Abstinence. Young women aged 15-17 were less likely to have ever been sexually active in 2000 than in 1988 (34% vs. 50%); among 18-19-year-olds, the proportion dropped from 81% to 77%. Among men, a decline occurred only among 18-19-year-olds; 59% were sexually active in 2000 compared with 71% in 1995. Somewhat countering these developments, however, the proportion of sexually active 15-17-year-old females who were unmarried was higher in 2000 (59%) than in 1988 (46%). As a result, young adolescent women were less exposed to infection within marriage, but an increased proportion were exposed while unmarried. Between 1988 and 2000, the proportion of sexually experienced young women 15-17 who said they were currently in a sexual relationship declined from 72% to 67%; among those 18-19, the proportion remained steady at 80%. However, a greater proportion of sexually experienced young men reported that they were in a sexual relationship in 2000 than did so in 1995 (44% vs. 34% among 15-17-year-olds, and 67% vs. 56% among 18-19-year-olds). Conclusion: "Delay in initiation of sexual activity is a moderately important contributing factor to reduction in the risk of HIV infection. Abstinence among those who have ever been sexually active is not a significant factor."
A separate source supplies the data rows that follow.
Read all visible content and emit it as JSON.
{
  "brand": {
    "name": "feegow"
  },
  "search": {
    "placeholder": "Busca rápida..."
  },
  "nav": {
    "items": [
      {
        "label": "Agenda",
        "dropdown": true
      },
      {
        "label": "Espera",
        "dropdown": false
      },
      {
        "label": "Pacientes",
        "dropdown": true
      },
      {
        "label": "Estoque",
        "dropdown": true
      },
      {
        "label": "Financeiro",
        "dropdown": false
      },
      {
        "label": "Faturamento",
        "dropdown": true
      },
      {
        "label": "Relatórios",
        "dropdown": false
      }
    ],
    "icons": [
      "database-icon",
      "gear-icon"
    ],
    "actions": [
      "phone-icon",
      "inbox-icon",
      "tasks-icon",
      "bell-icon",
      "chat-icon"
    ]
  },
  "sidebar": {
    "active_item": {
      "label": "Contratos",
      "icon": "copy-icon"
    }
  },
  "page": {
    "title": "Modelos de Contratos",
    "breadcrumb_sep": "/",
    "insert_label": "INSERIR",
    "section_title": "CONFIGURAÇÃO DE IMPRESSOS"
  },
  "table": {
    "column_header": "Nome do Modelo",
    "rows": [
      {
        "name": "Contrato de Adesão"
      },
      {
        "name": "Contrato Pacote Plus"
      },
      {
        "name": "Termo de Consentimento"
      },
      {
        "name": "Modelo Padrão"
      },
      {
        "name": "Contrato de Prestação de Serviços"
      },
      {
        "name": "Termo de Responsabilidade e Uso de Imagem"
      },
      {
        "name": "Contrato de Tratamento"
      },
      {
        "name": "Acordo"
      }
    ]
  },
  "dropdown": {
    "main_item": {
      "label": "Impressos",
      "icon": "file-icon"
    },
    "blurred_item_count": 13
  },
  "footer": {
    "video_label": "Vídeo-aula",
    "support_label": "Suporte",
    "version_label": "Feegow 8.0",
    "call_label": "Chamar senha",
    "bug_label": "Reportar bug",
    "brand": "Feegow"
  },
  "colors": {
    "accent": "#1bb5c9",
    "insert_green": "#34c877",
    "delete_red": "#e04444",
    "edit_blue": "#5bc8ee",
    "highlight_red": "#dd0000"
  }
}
Multiple-Partner Declines. The proportion of unmarried sexually active women who said they had more than one sexual partner within the past year declined among all age-groups between 1995 and 2000, the years for which data are available; overall, the proportion decreased from 10% to 4%. Only 4% of young married women (15-17 years old) reported multiple sexual partners in 2000, compared with 9% in 1995. There was virtually no change for men overall (the proportion was stable at about 14%), but among unmarried men 18-19, the proportion decreased from 32% to 28%. Conclusion: "Increased monogamy, especially among unmarried women, is a significant contributing factor for the period 1995-2000."
Condom Use. Condom use among unmarried women, for preventing either pregnancy or sexually transmitted diseases (STDs), rose substantially—for pregnancy prevention, from negligible levels in 1988 to 24% by 2000, and for STD prevention, from 7% in 1995 (the first year for which data are available) to 13% in 2000. Among unmarried men also, condom use rose significantly, from 39% in 1995 to 57% in 2000. Condom use remained negligible among married men and women. Conclusion: "Increased use of the condom among the unmarried sexually active population, both men and women, is a significant contributing factor."
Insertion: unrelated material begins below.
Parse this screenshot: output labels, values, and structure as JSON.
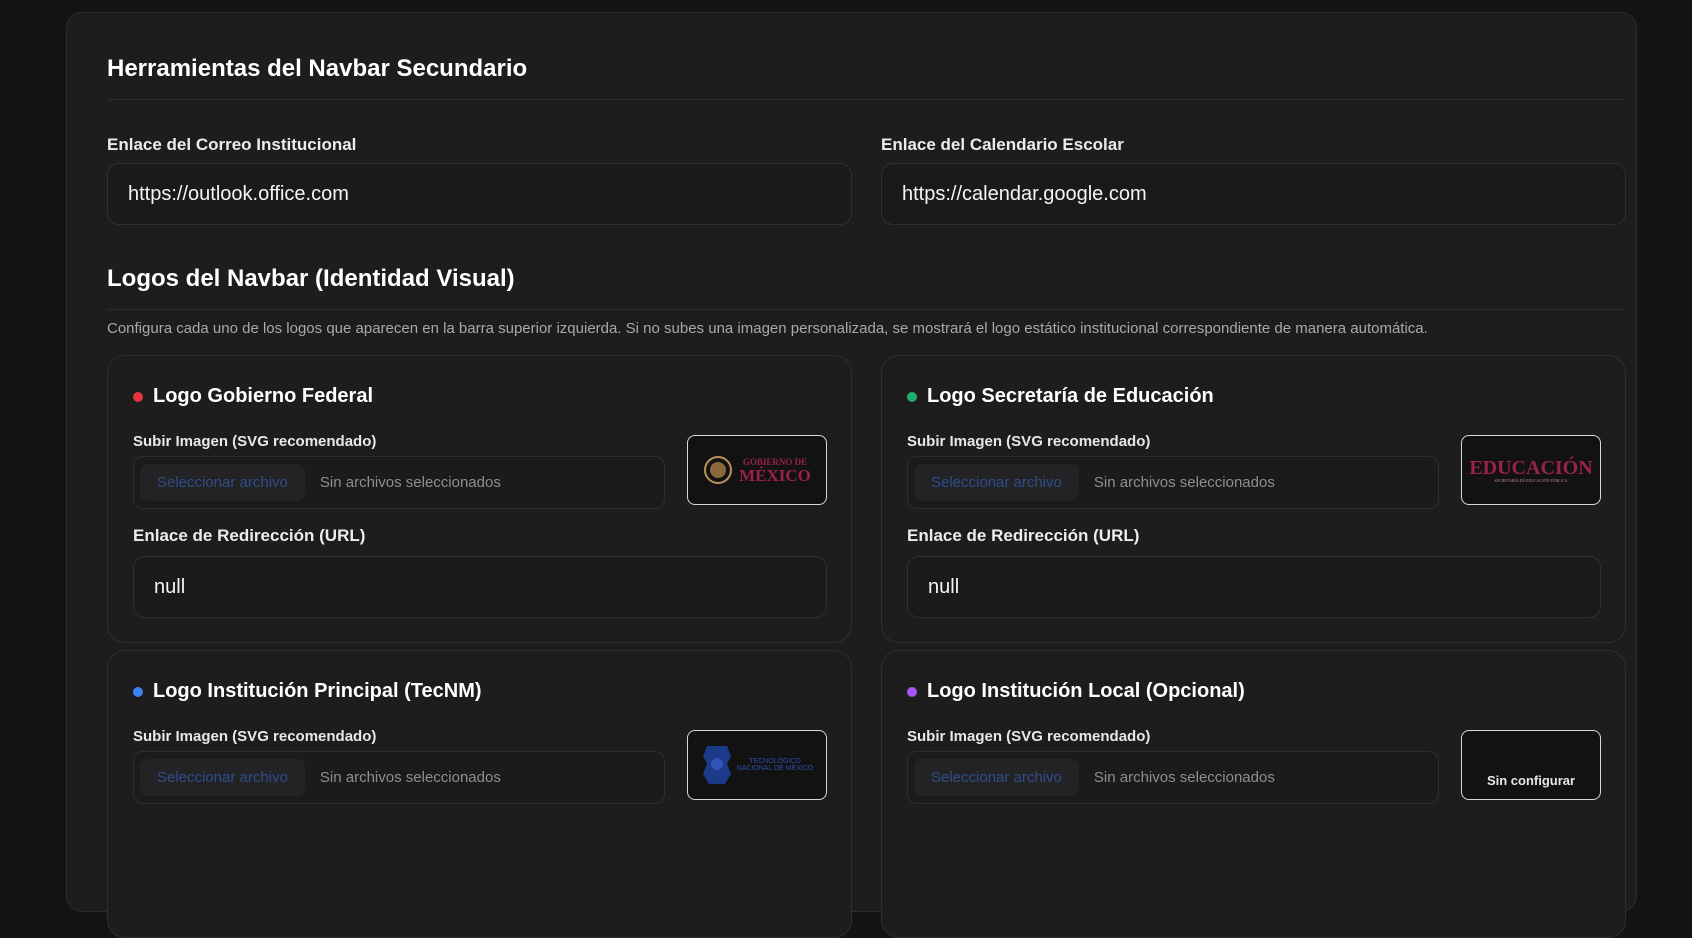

While the AGI report acknowledges that available data are insufficient to provide "a precise assessment or ranking of the relative importance of each of the different factors," the analysis demonstrates that progress on all three fronts clearly contributed to reduced exposure to HIV—although reductions in the number of sexual partners and increased condom use may be playing a more significant role in reducing HIV risk than sexual abstinence by itself.
* Singh S, Darroch JE and Bankole A, The role of behavior change in the decline in HIV prevalence in Uganda, memo to interested parties, The Alan Guttmacher Institute, New York, October 15, 2002.